A Gallup poll on Nigerian workers revealed that only 12 percent of the workers are emotionally connected to their jobs, 65 percent are not engaged at all, and 23 percent are actively disengaged meaning they exude toxic emotions towards their work according. Osasona said the report was from 2014 and he held that in 2022 the figures will be higher.

“We need to do more at every level in an organization there should be a psychological safety champion that will lead to a chain reaction of changes in the organisation,” he said.

Ehia Erhabor, Chief operating officer of Interswitch, said an organisation’s culture is the behaviour of the most influential person in that organisation. He, therefore, encouraged organisations to have long-term perspectives in their policies to benefit the workforce.

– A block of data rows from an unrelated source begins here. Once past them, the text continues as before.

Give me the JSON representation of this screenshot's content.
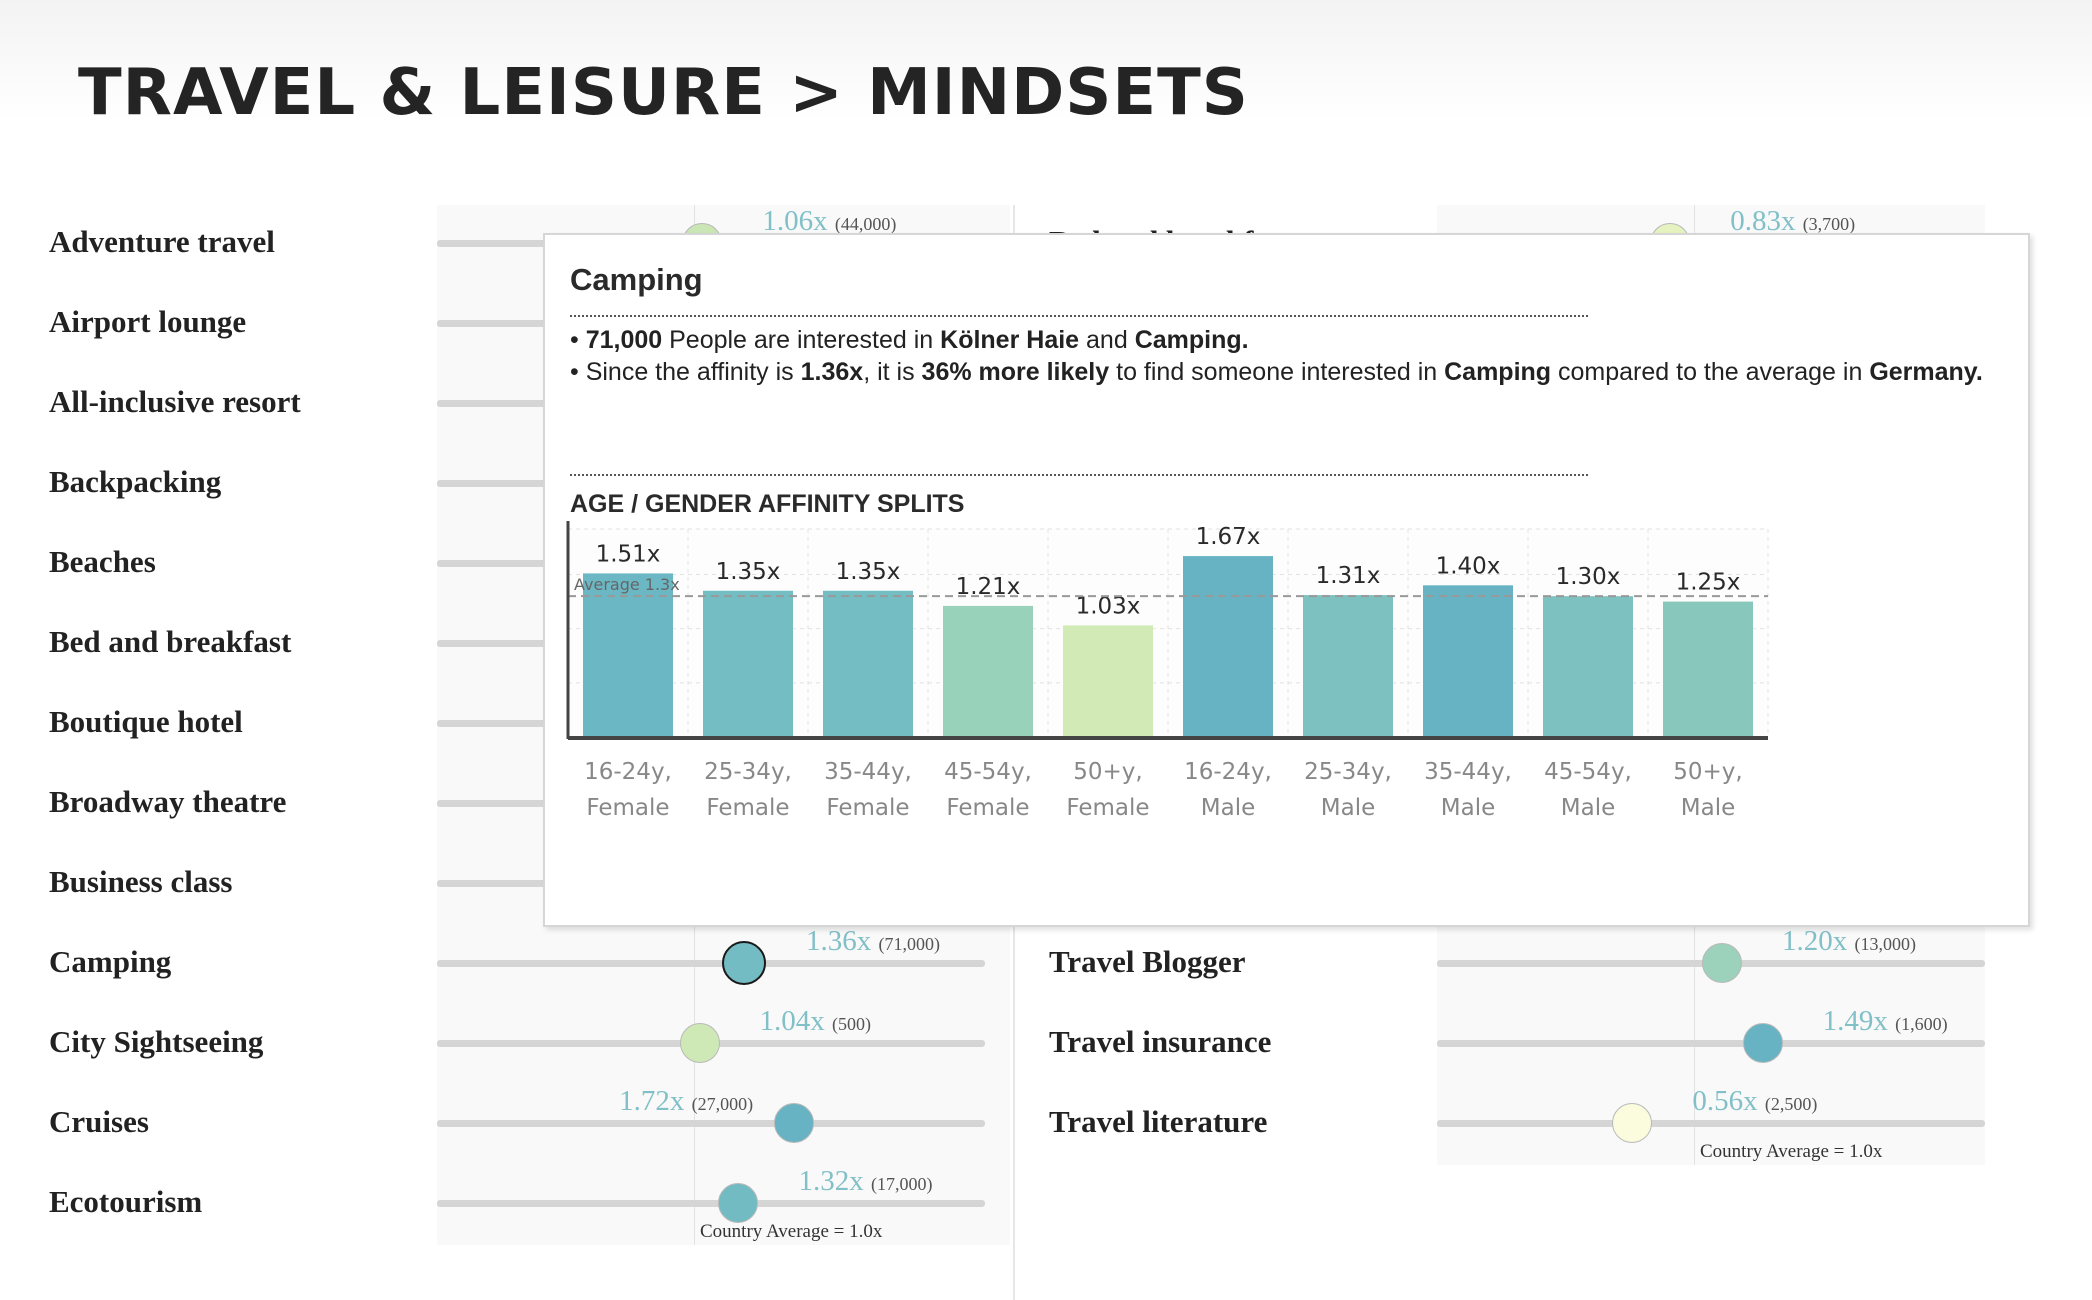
{
  "page": {
    "title": "TRAVEL & LEISURE > MINDSETS",
    "country_average_label": "Country Average = 1.0x"
  },
  "left_rows": [
    {
      "label": "Adventure travel",
      "value": "1.06x",
      "count": "(44,000)",
      "affinity": 1.06,
      "color": "#c9e6b4"
    },
    {
      "label": "Airport lounge"
    },
    {
      "label": "All-inclusive resort"
    },
    {
      "label": "Backpacking"
    },
    {
      "label": "Beaches"
    },
    {
      "label": "Bed and breakfast"
    },
    {
      "label": "Boutique hotel"
    },
    {
      "label": "Broadway theatre"
    },
    {
      "label": "Business class"
    },
    {
      "label": "Camping",
      "value": "1.36x",
      "count": "(71,000)",
      "affinity": 1.36,
      "color": "#74bcc4",
      "selected": true
    },
    {
      "label": "City Sightseeing",
      "value": "1.04x",
      "count": "(500)",
      "affinity": 1.04,
      "color": "#cfe9b6"
    },
    {
      "label": "Cruises",
      "value": "1.72x",
      "count": "(27,000)",
      "affinity": 1.72,
      "color": "#67b3c3"
    },
    {
      "label": "Ecotourism",
      "value": "1.32x",
      "count": "(17,000)",
      "affinity": 1.32,
      "color": "#72bbc3"
    }
  ],
  "right_rows": [
    {
      "label": "Bed and breakfast",
      "value": "0.83x",
      "count": "(3,700)",
      "affinity": 0.83,
      "color": "#e4f3c0"
    },
    {
      "label": "Travel Blogger",
      "value": "1.20x",
      "count": "(13,000)",
      "affinity": 1.2,
      "color": "#9cd1bb"
    },
    {
      "label": "Travel insurance",
      "value": "1.49x",
      "count": "(1,600)",
      "affinity": 1.49,
      "color": "#67b3c3"
    },
    {
      "label": "Travel literature",
      "value": "0.56x",
      "count": "(2,500)",
      "affinity": 0.56,
      "color": "#fbfbdd"
    }
  ],
  "tooltip": {
    "title": "Camping",
    "line1_bold1": "71,000",
    "line1_text1": " People are interested in ",
    "line1_bold2": "Kölner Haie",
    "line1_text2": " and ",
    "line1_bold3": "Camping.",
    "line2_text1": "Since the affinity is ",
    "line2_bold1": "1.36x",
    "line2_text2": ", it is ",
    "line2_bold2": "36% more likely",
    "line2_text3": " to find someone interested in ",
    "line2_bold3": "Camping",
    "line2_text4": " compared to the average in ",
    "line2_bold4": "Germany.",
    "subtitle": "AGE / GENDER AFFINITY SPLITS"
  },
  "chart_data": {
    "type": "bar",
    "title": "AGE / GENDER AFFINITY SPLITS",
    "categories": [
      [
        "16-24y,",
        "Female"
      ],
      [
        "25-34y,",
        "Female"
      ],
      [
        "35-44y,",
        "Female"
      ],
      [
        "45-54y,",
        "Female"
      ],
      [
        "50+y,",
        "Female"
      ],
      [
        "16-24y,",
        "Male"
      ],
      [
        "25-34y,",
        "Male"
      ],
      [
        "35-44y,",
        "Male"
      ],
      [
        "45-54y,",
        "Male"
      ],
      [
        "50+y,",
        "Male"
      ]
    ],
    "values": [
      1.51,
      1.35,
      1.35,
      1.21,
      1.03,
      1.67,
      1.31,
      1.4,
      1.3,
      1.25
    ],
    "value_labels": [
      "1.51x",
      "1.35x",
      "1.35x",
      "1.21x",
      "1.03x",
      "1.67x",
      "1.31x",
      "1.40x",
      "1.30x",
      "1.25x"
    ],
    "colors": [
      "#6bb8c4",
      "#74bdc3",
      "#74bdc3",
      "#98d2bb",
      "#d2ebb6",
      "#67b3c3",
      "#7dc1c0",
      "#67b3c3",
      "#7dc1c0",
      "#88c7bc"
    ],
    "average": 1.3,
    "average_label": "Average 1.3x",
    "ylim": [
      0,
      1.92
    ],
    "grid": true
  }
}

Kaosarat Abdulkareem an HR expert said there’s a need to change organisational culture to being psychologically safe so that it can become a new normal in the DNA of any organisation.

“Psychologically safety should be the culture of every organisation. A lot of talents come into organisations with high ability and interest but end up leaving with low abilities and interest and this is a result of the operations, system, process, and communication style in such organisations as well as the structure of the organisation,” she said.

“I’ve learnt that everybody is a leader in their own right and the responsibility of organisational safety is not left to the leaders or management alone. But for every staff member, this can be done by meeting deadlines, being a good organisation citizen and following the rules and regulations of an organisation.”